Kemer İlçesi, Tekirova sınırları içerisinde yer alan, arkeolojik değerlerinin yanında sahip olduğu doğal güzellikleriyle de dikkatleri çeken Phaselis, MÖ.650 yıllarında Rhodos şövalyeleri tarafından kuruluyor. Sonrasında Likyalıların eline geçen kent, ticaret olanaklarının genişliği nedeniyle zenginleşerek güçleniyor. Ama Phaselis’in bir de kötü şöhreti var. Kurnaz ve sahtekarların yeri olarak anılıyor, Akdeniz ticaretinde ve Likya birliğinde.

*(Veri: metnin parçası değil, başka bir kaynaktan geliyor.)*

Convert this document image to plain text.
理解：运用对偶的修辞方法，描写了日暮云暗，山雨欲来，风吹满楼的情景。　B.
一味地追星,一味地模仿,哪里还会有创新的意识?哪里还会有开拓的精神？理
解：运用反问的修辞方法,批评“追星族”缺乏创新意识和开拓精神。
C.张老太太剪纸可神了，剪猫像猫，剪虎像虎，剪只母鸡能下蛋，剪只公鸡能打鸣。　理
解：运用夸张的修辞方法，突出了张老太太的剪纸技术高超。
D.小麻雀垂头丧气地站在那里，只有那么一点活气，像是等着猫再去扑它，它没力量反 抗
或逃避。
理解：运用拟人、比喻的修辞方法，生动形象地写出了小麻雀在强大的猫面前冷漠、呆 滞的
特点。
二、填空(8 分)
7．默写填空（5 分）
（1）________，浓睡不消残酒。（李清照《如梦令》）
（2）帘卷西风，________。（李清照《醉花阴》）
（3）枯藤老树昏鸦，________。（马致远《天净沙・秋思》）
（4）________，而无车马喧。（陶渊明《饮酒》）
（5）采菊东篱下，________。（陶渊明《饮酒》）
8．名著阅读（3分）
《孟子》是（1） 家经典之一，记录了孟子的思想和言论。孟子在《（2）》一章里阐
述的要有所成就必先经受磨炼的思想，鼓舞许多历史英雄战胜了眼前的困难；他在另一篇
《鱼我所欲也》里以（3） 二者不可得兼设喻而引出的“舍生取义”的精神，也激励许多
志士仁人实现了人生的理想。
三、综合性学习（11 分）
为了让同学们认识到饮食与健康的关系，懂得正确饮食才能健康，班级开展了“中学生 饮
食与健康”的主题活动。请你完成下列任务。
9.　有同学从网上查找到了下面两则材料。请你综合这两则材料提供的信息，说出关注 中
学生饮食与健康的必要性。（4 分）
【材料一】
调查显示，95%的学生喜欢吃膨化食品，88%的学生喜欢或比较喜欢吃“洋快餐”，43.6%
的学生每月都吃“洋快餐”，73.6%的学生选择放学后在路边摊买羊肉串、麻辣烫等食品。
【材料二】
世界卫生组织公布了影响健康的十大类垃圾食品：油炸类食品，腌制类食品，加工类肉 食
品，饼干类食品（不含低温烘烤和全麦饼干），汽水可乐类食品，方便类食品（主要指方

MÖ 334 yılında Makedon komutan Büyük İskender tarafından fethedilen kent, İskender’in 33 yaşında ölümünden sonra, Mısır’ı idare ile görevlendirdiği komutanı Ptolemaios’un yönetimine geçiyor. Phaselis, zenginliğinden dolayı korsanların baskınlarına da sık sık uğruyor. Döneminin en korkunç korsanı olan Zenekites, Olympos’ta yaptırdığı şatosunda kalırken, Phaselis’i de kontrol ediyor. 3. Yüzyılda bir dönem Arapların eline geçen şehir, Arap terörü ve kurnaz tüccarlar nedeniyle ticari önemini kaybetmeye başlıyor. 11. Yüzyıl sonrasında ise tamamen terk ediliyor.
TARİH HAZİNESİ AYAKTA
Phaselis’te bizi önce su kemerleri karşılıyor. Su kaynağı ise henüz kurumamış durumda. Ama çok bakımlı değil. Bu kaynak, müze çalışanları tarafından beslenen kaz ve ördeklerin yuvası olmuş durumda. Su kemerlerinden ardına geçince, Phaselis’in üç limanını birden görebilirsiniz. Askeri Limandan, Güney Limanına kadar yarımada çevresinde, Erken Bizans dönemine ait surlar yer alıyor. Surlar içerisindeki en önemli anıtsal yapı, tiyatro olarak beliriyor. Tiyatronun önünden geçen Liman caddesi tümüyle taş plakalarla kaplı. Her iki yanında belirli aralıklarla kentin ünlülerinin heykellerinin yer aldığı yazıtlı kaideler bulunuyor.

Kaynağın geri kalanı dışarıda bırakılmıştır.